Imperious Presidency Increasingly Reckless and Lawless
National Center Responds to White House Threats Against the State of Arizona
Washington, D.C. - The National Center for Public Policy Research issued the following statement following reports that the White House will ignore the ruling by the Supreme Court in the Arizona Immigration case upholding Section 2:
"If reports that there will be reprisals against the State of Arizona are true, this Administration has taken reckless and lawless to a new level," says legal commentator Horace Cooper, an adjunct fellow at the National Center for Public Policy Research. "Kicking Arizona out of the 287(g) task force program and stripping its existing officers of their authority to enforce federal immigration violations because Mr. Obama doesn't like the Court’s ruling isn't just pedantic and priggish, it challenges Constitutional construct of the separation of powers."
Section 2, the mainstay of the Arizona effort, requires police to conduct immigration checks on individuals they arrest or merely stop for questioning when they suspect are in the U.S. illegally, was upheld by all 8 justices that participated in today's decision.
"After having brought Arizona to Court, now the White House refuses to be bound by the decision? If the Administration didn't plan to accept the Court's ruling, why waste time and energy forcing Arizona to justify its actions?," Cooper asks.
"Refusing to issue detainers merely because the referrals come from Arizona smacks of retaliation and threatens to damage our federalist system," Cooper adds. “It is the height of irony that the DOJ would bring Arizona to court and then, when the Court sides with Arizona, the White House would decide that they unilaterally had the authority to resolve the dispute," Cooper explains.
"Litigants that successfully challenge the Federal government shouldn't be subject to reprisals, and the President as the chief law enforcement officer should stand foursquare with them. This smacks more of political expediency than any commitment to civil rights. This action is yet another example of the 'imperious presidency' pushing White House power past the stretching point and doing so for political ambitions rather than support for the rule of law," Cooper concluded.

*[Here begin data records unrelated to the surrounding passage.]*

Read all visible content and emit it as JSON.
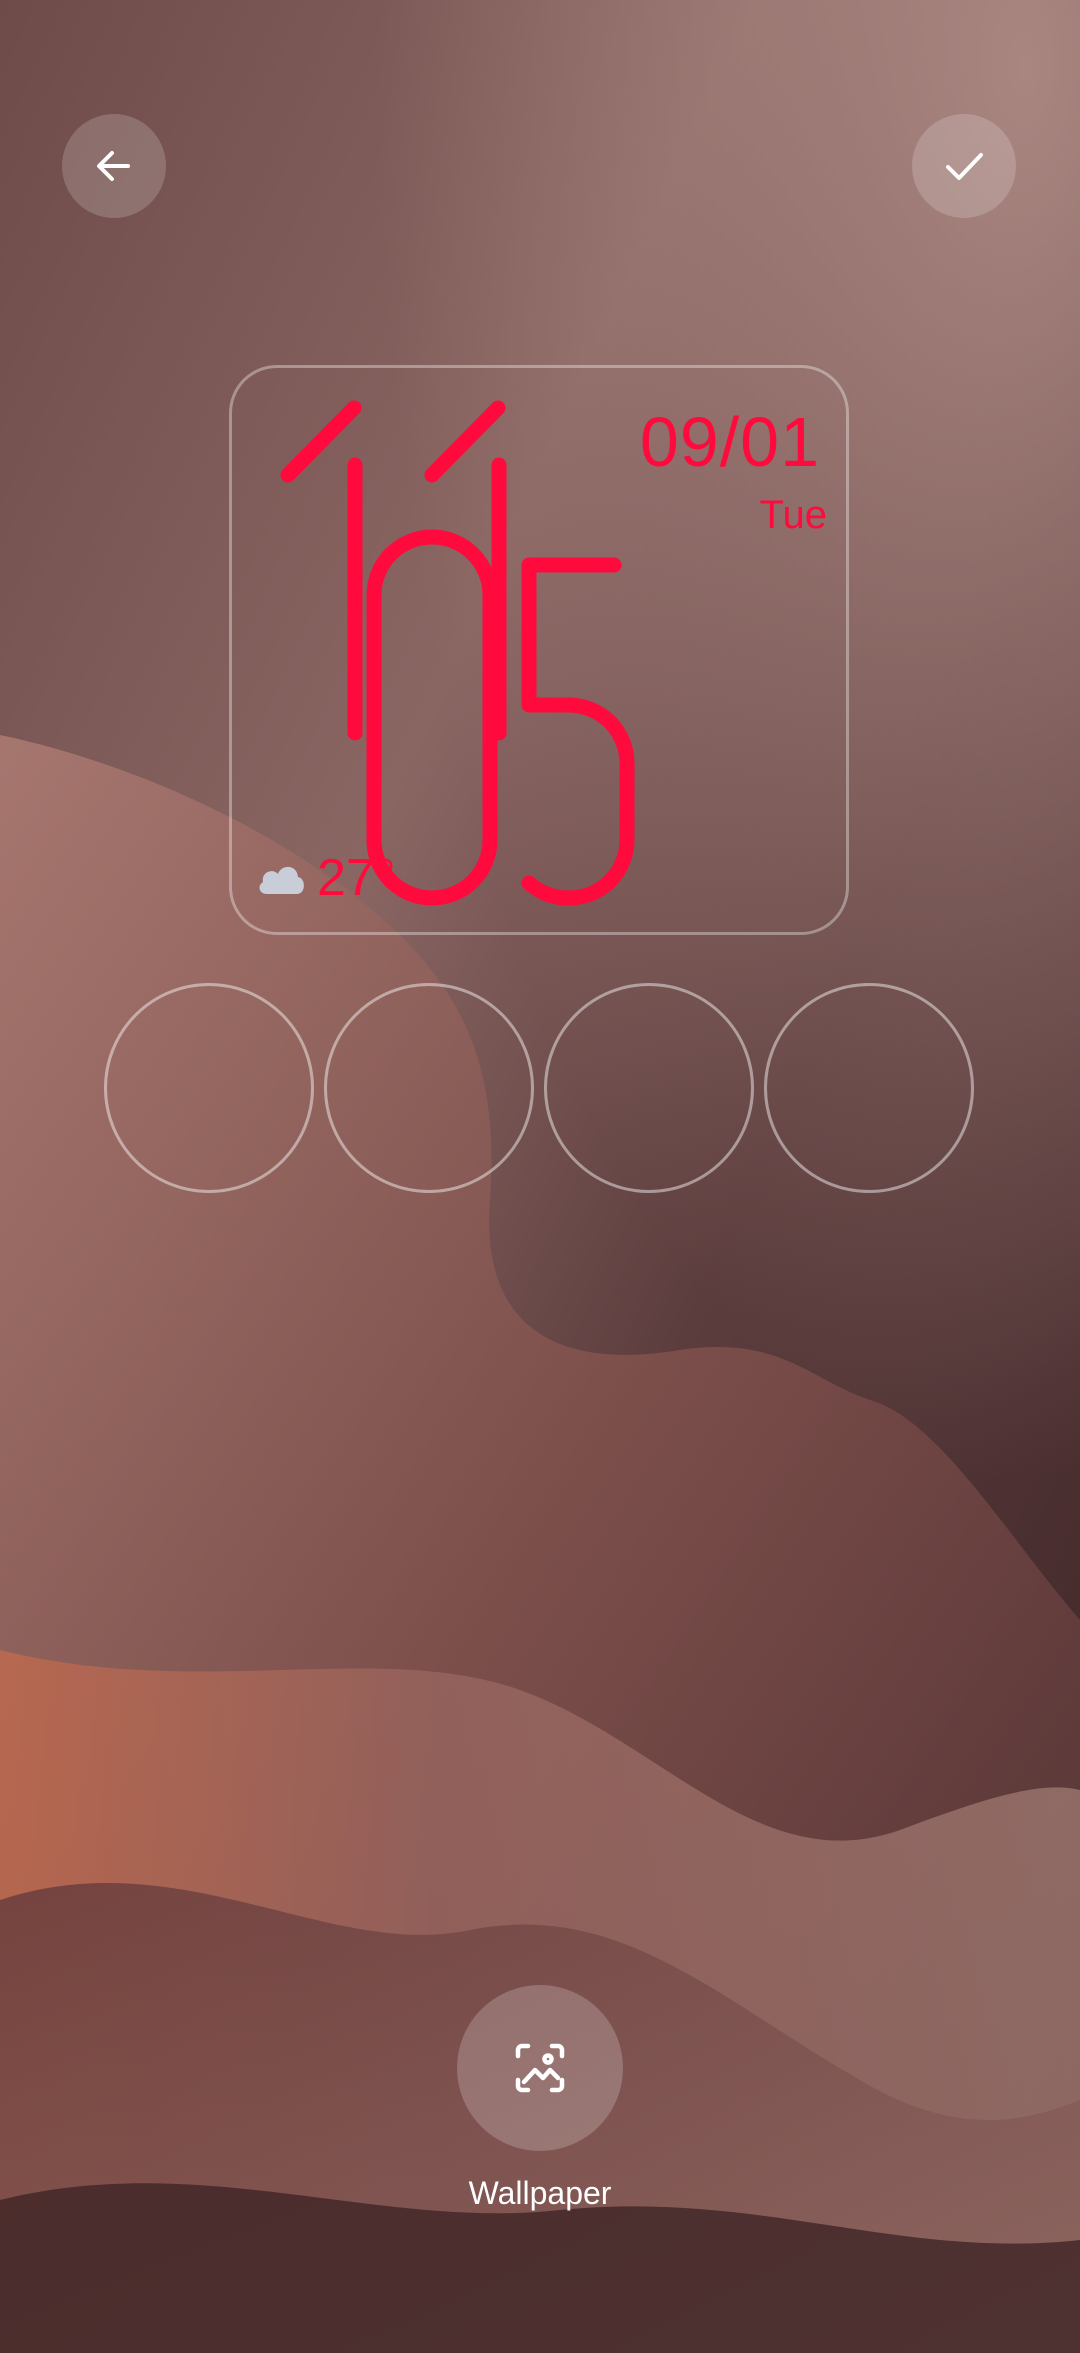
{
  "clock": {
    "hour": "11",
    "minute": "05",
    "date": "09/01",
    "day": "Tue"
  },
  "weather": {
    "temperature": "27°",
    "icon": "cloud-icon"
  },
  "toolbar": {
    "back_icon": "arrow-left-icon",
    "confirm_icon": "checkmark-icon"
  },
  "shortcuts": {
    "count": 4
  },
  "bottom": {
    "wallpaper_label": "Wallpaper",
    "wallpaper_icon": "image-edit-icon"
  },
  "colors": {
    "clock_accent": "#ff0a3c",
    "button_bg": "rgba(255,255,255,0.18)"
  }
}
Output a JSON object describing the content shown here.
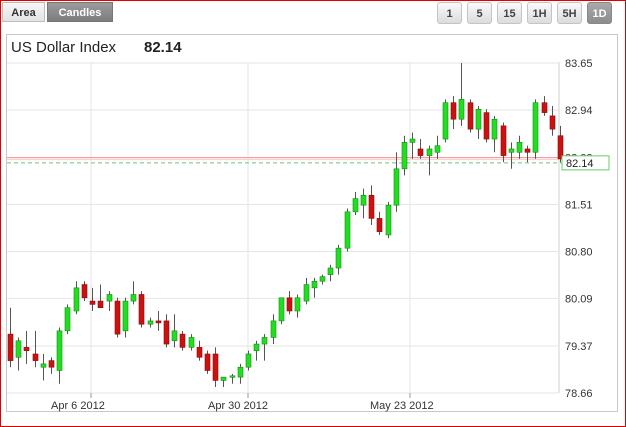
{
  "chart_type_tabs": [
    {
      "label": "Area",
      "active": false
    },
    {
      "label": "Candles",
      "active": true
    }
  ],
  "timeframes": [
    {
      "label": "1",
      "active": false
    },
    {
      "label": "5",
      "active": false
    },
    {
      "label": "15",
      "active": false
    },
    {
      "label": "1H",
      "active": false
    },
    {
      "label": "5H",
      "active": false
    },
    {
      "label": "1D",
      "active": true
    }
  ],
  "header": {
    "symbol": "US Dollar Index",
    "last_value": "82.14"
  },
  "colors": {
    "up": "#22dd22",
    "down": "#cc1111",
    "reference_line": "#ff8c8c",
    "current_line": "#66cc66",
    "grid": "#e6e6e6"
  },
  "chart_data": {
    "type": "candlestick",
    "title": "US Dollar Index",
    "last_price": 82.14,
    "reference_price": 82.22,
    "y_ticks": [
      "83.65",
      "82.94",
      "82.22",
      "81.51",
      "80.80",
      "80.09",
      "79.37",
      "78.66"
    ],
    "ylim": [
      78.66,
      83.65
    ],
    "x_ticks": [
      "Apr 6 2012",
      "Apr 30 2012",
      "May 23 2012"
    ],
    "grid": true,
    "candles": [
      {
        "o": 79.55,
        "h": 79.95,
        "l": 79.05,
        "c": 79.15
      },
      {
        "o": 79.2,
        "h": 79.5,
        "l": 79.0,
        "c": 79.45
      },
      {
        "o": 79.35,
        "h": 79.6,
        "l": 79.1,
        "c": 79.3
      },
      {
        "o": 79.25,
        "h": 79.6,
        "l": 79.05,
        "c": 79.15
      },
      {
        "o": 79.05,
        "h": 79.25,
        "l": 78.85,
        "c": 79.1
      },
      {
        "o": 79.15,
        "h": 79.2,
        "l": 78.95,
        "c": 79.05
      },
      {
        "o": 79.0,
        "h": 79.65,
        "l": 78.8,
        "c": 79.6
      },
      {
        "o": 79.6,
        "h": 80.0,
        "l": 79.55,
        "c": 79.95
      },
      {
        "o": 79.9,
        "h": 80.35,
        "l": 79.85,
        "c": 80.25
      },
      {
        "o": 80.3,
        "h": 80.35,
        "l": 80.05,
        "c": 80.1
      },
      {
        "o": 80.05,
        "h": 80.25,
        "l": 79.9,
        "c": 80.0
      },
      {
        "o": 80.05,
        "h": 80.3,
        "l": 79.95,
        "c": 79.95
      },
      {
        "o": 80.05,
        "h": 80.2,
        "l": 79.9,
        "c": 80.15
      },
      {
        "o": 80.05,
        "h": 80.1,
        "l": 79.5,
        "c": 79.55
      },
      {
        "o": 79.6,
        "h": 80.1,
        "l": 79.5,
        "c": 80.05
      },
      {
        "o": 80.05,
        "h": 80.35,
        "l": 80.0,
        "c": 80.15
      },
      {
        "o": 80.15,
        "h": 80.2,
        "l": 79.65,
        "c": 79.7
      },
      {
        "o": 79.7,
        "h": 79.8,
        "l": 79.65,
        "c": 79.75
      },
      {
        "o": 79.75,
        "h": 79.9,
        "l": 79.6,
        "c": 79.72
      },
      {
        "o": 79.75,
        "h": 79.85,
        "l": 79.35,
        "c": 79.4
      },
      {
        "o": 79.45,
        "h": 79.85,
        "l": 79.35,
        "c": 79.6
      },
      {
        "o": 79.55,
        "h": 79.6,
        "l": 79.3,
        "c": 79.35
      },
      {
        "o": 79.35,
        "h": 79.55,
        "l": 79.3,
        "c": 79.5
      },
      {
        "o": 79.35,
        "h": 79.45,
        "l": 79.15,
        "c": 79.2
      },
      {
        "o": 79.25,
        "h": 79.3,
        "l": 78.95,
        "c": 79.0
      },
      {
        "o": 79.25,
        "h": 79.35,
        "l": 78.75,
        "c": 78.85
      },
      {
        "o": 78.85,
        "h": 78.9,
        "l": 78.75,
        "c": 78.9
      },
      {
        "o": 78.9,
        "h": 78.95,
        "l": 78.8,
        "c": 78.92
      },
      {
        "o": 78.9,
        "h": 79.1,
        "l": 78.8,
        "c": 79.05
      },
      {
        "o": 79.05,
        "h": 79.3,
        "l": 79.0,
        "c": 79.25
      },
      {
        "o": 79.3,
        "h": 79.45,
        "l": 79.15,
        "c": 79.4
      },
      {
        "o": 79.4,
        "h": 79.55,
        "l": 79.15,
        "c": 79.5
      },
      {
        "o": 79.5,
        "h": 79.85,
        "l": 79.4,
        "c": 79.75
      },
      {
        "o": 79.75,
        "h": 80.1,
        "l": 79.7,
        "c": 80.1
      },
      {
        "o": 80.1,
        "h": 80.2,
        "l": 79.85,
        "c": 79.9
      },
      {
        "o": 79.9,
        "h": 80.15,
        "l": 79.8,
        "c": 80.1
      },
      {
        "o": 80.05,
        "h": 80.4,
        "l": 80.0,
        "c": 80.3
      },
      {
        "o": 80.25,
        "h": 80.4,
        "l": 80.1,
        "c": 80.35
      },
      {
        "o": 80.35,
        "h": 80.45,
        "l": 80.3,
        "c": 80.42
      },
      {
        "o": 80.45,
        "h": 80.6,
        "l": 80.35,
        "c": 80.55
      },
      {
        "o": 80.55,
        "h": 80.9,
        "l": 80.45,
        "c": 80.85
      },
      {
        "o": 80.85,
        "h": 81.45,
        "l": 80.8,
        "c": 81.4
      },
      {
        "o": 81.4,
        "h": 81.7,
        "l": 81.35,
        "c": 81.6
      },
      {
        "o": 81.5,
        "h": 81.75,
        "l": 81.3,
        "c": 81.65
      },
      {
        "o": 81.65,
        "h": 81.8,
        "l": 81.2,
        "c": 81.3
      },
      {
        "o": 81.3,
        "h": 81.4,
        "l": 81.05,
        "c": 81.1
      },
      {
        "o": 81.05,
        "h": 81.55,
        "l": 81.0,
        "c": 81.5
      },
      {
        "o": 81.5,
        "h": 82.3,
        "l": 81.4,
        "c": 82.05
      },
      {
        "o": 82.05,
        "h": 82.55,
        "l": 81.95,
        "c": 82.45
      },
      {
        "o": 82.45,
        "h": 82.6,
        "l": 82.2,
        "c": 82.5
      },
      {
        "o": 82.35,
        "h": 82.5,
        "l": 82.2,
        "c": 82.25
      },
      {
        "o": 82.25,
        "h": 82.4,
        "l": 81.95,
        "c": 82.35
      },
      {
        "o": 82.3,
        "h": 82.55,
        "l": 82.2,
        "c": 82.4
      },
      {
        "o": 82.5,
        "h": 83.1,
        "l": 82.45,
        "c": 83.05
      },
      {
        "o": 83.05,
        "h": 83.15,
        "l": 82.65,
        "c": 82.8
      },
      {
        "o": 82.8,
        "h": 83.65,
        "l": 82.7,
        "c": 83.1
      },
      {
        "o": 83.05,
        "h": 83.1,
        "l": 82.6,
        "c": 82.65
      },
      {
        "o": 82.65,
        "h": 83.0,
        "l": 82.5,
        "c": 82.95
      },
      {
        "o": 82.9,
        "h": 82.95,
        "l": 82.45,
        "c": 82.5
      },
      {
        "o": 82.5,
        "h": 82.85,
        "l": 82.3,
        "c": 82.8
      },
      {
        "o": 82.7,
        "h": 82.75,
        "l": 82.15,
        "c": 82.25
      },
      {
        "o": 82.3,
        "h": 82.45,
        "l": 82.05,
        "c": 82.35
      },
      {
        "o": 82.3,
        "h": 82.55,
        "l": 82.2,
        "c": 82.45
      },
      {
        "o": 82.35,
        "h": 82.4,
        "l": 82.15,
        "c": 82.3
      },
      {
        "o": 82.3,
        "h": 83.1,
        "l": 82.2,
        "c": 83.05
      },
      {
        "o": 83.05,
        "h": 83.15,
        "l": 82.85,
        "c": 82.9
      },
      {
        "o": 82.85,
        "h": 83.0,
        "l": 82.55,
        "c": 82.65
      },
      {
        "o": 82.55,
        "h": 82.7,
        "l": 82.15,
        "c": 82.2
      }
    ]
  }
}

Cooper, a legal commentator who taught constitutional law at George Mason University, is the author of a commentary supporting Section 2 of SB 1070, "See Something, Say Something: New York City Versus Arizona," published by the National Center for Public Policy Research in 2010; as well as numerous other recent and pending papers analyzing the constitutional underpinnings of various claims made by the Obama Administration on Voter ID, drug tests as a prerequisite for receiving welfare benefits, the HHS contraceptive mandate, the NTSB cell phone while driving ban and more, as well as recent Supreme Court decisions, most recently, last week's public employee union political spending case, Knox. V. SEIU.
Horace Cooper is an adjunct fellow with the National Center for Public Policy Research, a member of the African-American leadership group Project 21, and a legal commentator. He taught constitutional law at George Mason University in Virginia and was a senior counsel to U.S. House Majority Leader Dick Armey. He is a frequent radio and television guest and guest-host, most recently guest-hosting the nationally-syndicated G. Gordon Liddy Show on June 22.
The National Center for Public Policy Research is a conservative, free-market, non-profit think-tank established in 1982. It is supported by the voluntary gifts of over 100,000 individual recent supporters. In 2011 it received over 350,000 individual donations. Two percent of its revenue comes from corporate sources. Contributions to it are tax-deductible.